Atari Teenage Riot – Recensione: Redifine The Enemy

Prima o poi il momento di togliersi i cosiddetti sassolini dalle scarpe giunge per tutti. Compresi Nic Endo ed Alec Empire. Sotto il tetto di Atari Teenage Riot, in quasi vent’anni di terrorismo elettro-rock, il duo ha tenuto nel cassetto (o mostrato a pochi, solitamente incidendo i “lati bi”) diverso materiale. Sedimentato all’ombra e lì cresciuto, oggi trova la forma di raccolta per emergere e divenire diffuso patrimonio pubblico.
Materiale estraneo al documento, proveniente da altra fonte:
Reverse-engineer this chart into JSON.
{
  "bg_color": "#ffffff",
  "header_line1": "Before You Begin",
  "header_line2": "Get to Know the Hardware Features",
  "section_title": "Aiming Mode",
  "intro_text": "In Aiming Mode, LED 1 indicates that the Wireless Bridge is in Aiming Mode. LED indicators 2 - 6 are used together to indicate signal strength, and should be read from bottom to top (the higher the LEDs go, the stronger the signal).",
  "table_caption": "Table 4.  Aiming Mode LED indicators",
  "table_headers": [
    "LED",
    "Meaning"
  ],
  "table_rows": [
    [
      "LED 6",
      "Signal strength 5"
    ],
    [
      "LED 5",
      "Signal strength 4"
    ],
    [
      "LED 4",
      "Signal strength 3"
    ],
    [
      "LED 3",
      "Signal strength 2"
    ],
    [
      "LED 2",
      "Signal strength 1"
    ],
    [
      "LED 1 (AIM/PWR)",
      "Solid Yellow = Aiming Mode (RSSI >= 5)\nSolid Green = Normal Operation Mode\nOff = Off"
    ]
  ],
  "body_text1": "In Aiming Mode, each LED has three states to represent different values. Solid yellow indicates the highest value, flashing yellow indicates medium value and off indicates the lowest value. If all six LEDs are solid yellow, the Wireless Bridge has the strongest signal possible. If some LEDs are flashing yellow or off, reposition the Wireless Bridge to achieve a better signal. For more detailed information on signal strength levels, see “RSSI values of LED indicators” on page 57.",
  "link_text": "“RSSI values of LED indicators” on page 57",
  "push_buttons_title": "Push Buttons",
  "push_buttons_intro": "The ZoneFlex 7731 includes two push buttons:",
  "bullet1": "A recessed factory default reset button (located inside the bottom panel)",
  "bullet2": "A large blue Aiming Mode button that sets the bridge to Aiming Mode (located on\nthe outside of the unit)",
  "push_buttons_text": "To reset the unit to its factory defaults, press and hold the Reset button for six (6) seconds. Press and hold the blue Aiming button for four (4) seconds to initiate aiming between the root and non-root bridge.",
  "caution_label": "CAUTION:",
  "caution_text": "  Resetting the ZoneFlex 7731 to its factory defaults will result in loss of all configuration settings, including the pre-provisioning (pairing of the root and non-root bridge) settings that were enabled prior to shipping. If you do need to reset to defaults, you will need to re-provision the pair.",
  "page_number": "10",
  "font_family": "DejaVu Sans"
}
Differenze enormi, piccoli agganci per comprendere come la materia finita sia degenrata e degenerante rispetto a versioni che sono rimaste (in)compiute o instabili. Sicuramente non un disco fondamentale, ma con altrettante certezze un ottimo accesso ad Atari Teenage Riot, compreso il tunnel di suono di ‘Sex’ qui proposta in un quarto d’ora che pare estrapolato da un commento sonoro di teatri d’avanguardia. Le versioni solo-voce rivelano una matrice applicata ad un enorme lavoro di intelaiatura, lasciando trasparire tutto ciò che poi sono divenute sia ‘Death Of A President’ che ‘Waves Of Disaster’. Questa volta non ci è concesso guardare in avanti, ma la visita guidata al cantiere dei costruttori sonici è quanto meno curiosa e, più spesso di quanto non si possa credere, illuminante per scoprire le meccaniche perverse del loro lavoro di ristruttura. In attesa di nuovi piani d’attacco.

Etichetta: DHR/Audioglobe

Anno: 2003

Tracklist:

Tracklist: No Remorse (live 99) / Revolution Action (Live 99) / Paranoid (7” remix) / Sick To Death (Remix) / Deutschland Has Gotta Die (remix) / You Can’t Hold Us Back (instrumental) / Death Of A President (A cappella) / We Got The Fucking Power (97) / Not Your Business (radio version) / No Success ( Digital hardcore remix) / Midijunkies (remix) / Waves Of Disaster (instrumental) / Waves OF Disaster (A cappella) / Redefine The Enemy (97) / Destroy 2000 Years Of Culture (remix) / Sex (original 12” version)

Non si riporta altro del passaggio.